The strength of shaking from an earthquake diminishes with increasing distance from the earthquake's source, so the strength of shaking at the surface from an earthquake that occurs at 500 km deep is considerably less than if the same earthquake had occurred at 20 km depth.
Also, the depths of earthquakes gives us important information about the Earth's structure and the tectonic setting where the earthquakes are occurring. The most prominent example of this is in subduction zones, where plates are colliding and one plate is being subducted beneath another. By carefully plotting the location and depth of earthquakes associated with a subduction zone, we can see details of the zone's structure, such as how steeply it is dipping, and if the down-going plate is planar or is bending. These details are important because they give us insight into the mechanics and characteristics of the deformation in the subduction zone.
The deepest earthquakes occur within the core of subducting slabs - oceanic plates that descend into the Earth's mantle from convergent plate boundaries, where a dense oceanic plate collides with a less dense continental plate and the former sinks beneath the latter.

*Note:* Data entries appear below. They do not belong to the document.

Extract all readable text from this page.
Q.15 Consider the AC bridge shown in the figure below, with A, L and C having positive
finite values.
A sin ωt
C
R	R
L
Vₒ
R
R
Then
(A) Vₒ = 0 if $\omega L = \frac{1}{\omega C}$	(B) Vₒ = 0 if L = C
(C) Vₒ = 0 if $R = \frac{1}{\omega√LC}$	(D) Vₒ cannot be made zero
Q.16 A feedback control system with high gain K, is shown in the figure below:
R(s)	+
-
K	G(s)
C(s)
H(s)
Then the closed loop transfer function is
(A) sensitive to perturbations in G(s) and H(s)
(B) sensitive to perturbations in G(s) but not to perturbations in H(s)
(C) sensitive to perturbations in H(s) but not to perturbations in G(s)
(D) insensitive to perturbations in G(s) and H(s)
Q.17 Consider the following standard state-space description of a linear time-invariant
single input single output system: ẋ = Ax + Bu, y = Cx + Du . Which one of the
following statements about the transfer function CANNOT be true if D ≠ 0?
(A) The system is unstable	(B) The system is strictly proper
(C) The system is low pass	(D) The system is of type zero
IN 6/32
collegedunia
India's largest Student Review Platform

The plate boundary contact between two such plates generate very large, shallow subduction zone earthquakes such as the Sumatra 2004 M9.1 event, and the 2011 M9.0 Japan earthquake, and is only active to relatively shallow depths - approximately 60 km. However, because oceanic slabs are relatively cold with respect to the surrounding mantle in deeper subduction zone environments, faults within the core of these slab remain brittle and can generate earthquakes to depths of as much as 700 km (e.g., Pacific Plate beneath Japan and Kamchatka, and beneath Tonga).
As the slab descends into the mantle, rheology changes (viscosity characteristics) cause the plate to bend and deform, and generates these earthquakes. The trend of such events can be seen in cross-sections of subduction zones, and are known as "Wadati-Benioff Zones".
Within continents, and along continental plate boundary transform faults such as the San Andreas, faults are only active in the shallow crust - perhaps to depths of approximately 20 km.
Accurately determining the depth of an earthquake is typically more challenging than determining its location, unless there happens to be a seismic station close and above the epicenter. So generally, errors on depth determinations are somewhat greater than on location determinations.